Ambassador in Yemen Returns for COIVD Treatment

TEHRAN – Iran’s Foreign
Ministry has said it has recalled its ambassador in Yemen for medical treatment as he has been infected by the coronavirus.
The ministry said on its website that Ambassador Hassan Irloo was in need of urgent medical care after being infected for several days, and was en route to Iran.
Iran’s ambassador flew out of the Yemeni capital to receive Covid treatment Saturday in a rare exemption from an air blockade enforced by a Saudi-led coalition, Saudi and Iranian officials said.
“The ambassador left on an Iraqi aircraft and is probably now in Baghdad,” a senior Saudi official familiar with Yemeni affairs told AFP.

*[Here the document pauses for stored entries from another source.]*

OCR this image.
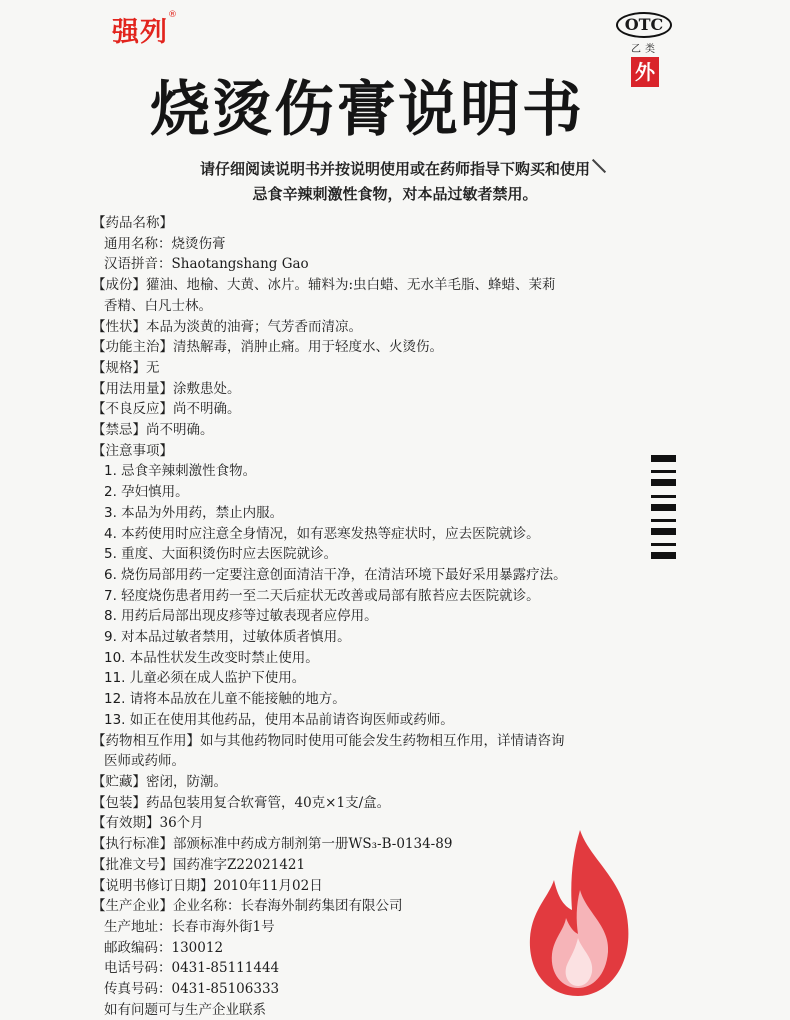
强列®	OTC
乙类
外
烧烫伤膏说明书
请仔细阅读说明书并按说明使用或在药师指导下购买和使用
忌食辛辣刺激性食物，对本品过敏者禁用。
【药品名称】
通用名称：烧烫伤膏
汉语拼音：Shaotangshang Gao
【成份】獾油、地榆、大黄、冰片。辅料为:虫白蜡、无水羊毛脂、蜂蜡、茉莉
香精、白凡士林。
【性状】本品为淡黄的油膏；气芳香而清凉。
【功能主治】清热解毒，消肿止痛。用于轻度水、火烫伤。
【规格】无
【用法用量】涂敷患处。
【不良反应】尚不明确。
【禁忌】尚不明确。
【注意事项】
1. 忌食辛辣刺激性食物。
2. 孕妇慎用。
3. 本品为外用药，禁止内服。
4. 本药使用时应注意全身情况，如有恶寒发热等症状时，应去医院就诊。
5. 重度、大面积烫伤时应去医院就诊。
6. 烧伤局部用药一定要注意创面清洁干净，在清洁环境下最好采用暴露疗法。
7. 轻度烧伤患者用药一至二天后症状无改善或局部有脓苔应去医院就诊。
8. 用药后局部出现皮疹等过敏表现者应停用。
9. 对本品过敏者禁用，过敏体质者慎用。
10. 本品性状发生改变时禁止使用。
11. 儿童必须在成人监护下使用。
12. 请将本品放在儿童不能接触的地方。
13. 如正在使用其他药品，使用本品前请咨询医师或药师。
【药物相互作用】如与其他药物同时使用可能会发生药物相互作用，详情请咨询
医师或药师。
【贮藏】密闭，防潮。
【包装】药品包装用复合软膏管，40克×1支/盒。
【有效期】36个月
【执行标准】部颁标准中药成方制剂第一册WS₃-B-0134-89
【批准文号】国药准字Z22021421
【说明书修订日期】2010年11月02日
【生产企业】企业名称：长春海外制药集团有限公司
生产地址：长春市海外街1号
邮政编码：130012
电话号码：0431-85111444
传真号码：0431-85106333
如有问题可与生产企业联系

He said the flight was organized at the request of the Sanaa-based council administering the country and agreed by Saudi authorities following mediation by Iraq and Oman.
Iraq has hosted several exploratory meetings between Iranian and Saudi officials seeking a thaw in relations after years of strained ties.
Oman is the only Persian Gulf Arab state that has remained neutral in the Yemen conflict and has frequently mediated with the two sides.
In Sanaa, Yemeni spokesman Mohammed Abdul Salam tweeted that an understanding between Iran and Saudi Arabia brokered by Iraq had allowed the ambassador’s evacuation on health grounds.
Tehran sent Irloo as its ambassador to Sanaa in October last year.
The Wall Street Journal had claimed Friday that the request for a flight out for the ambassador was being seen by Saudi officials as a sign of strains between Tehran and the Sanaa-bases authorities.
But speaking to AFP on Saturday, a second Saudi official confirmed that the ambassador’s departure had been a medical evacuation.
“The Iranians told us through the Omanis that their ambassador had contracted Covid and must get out,” the official said. “We agreed to let him out for humanitarian reasons.”
Yemen’s healthcare system has been devastated by seven years of the Saudi-led war which has triggered what the United Nations has described as the world’s worst humanitarian crisis.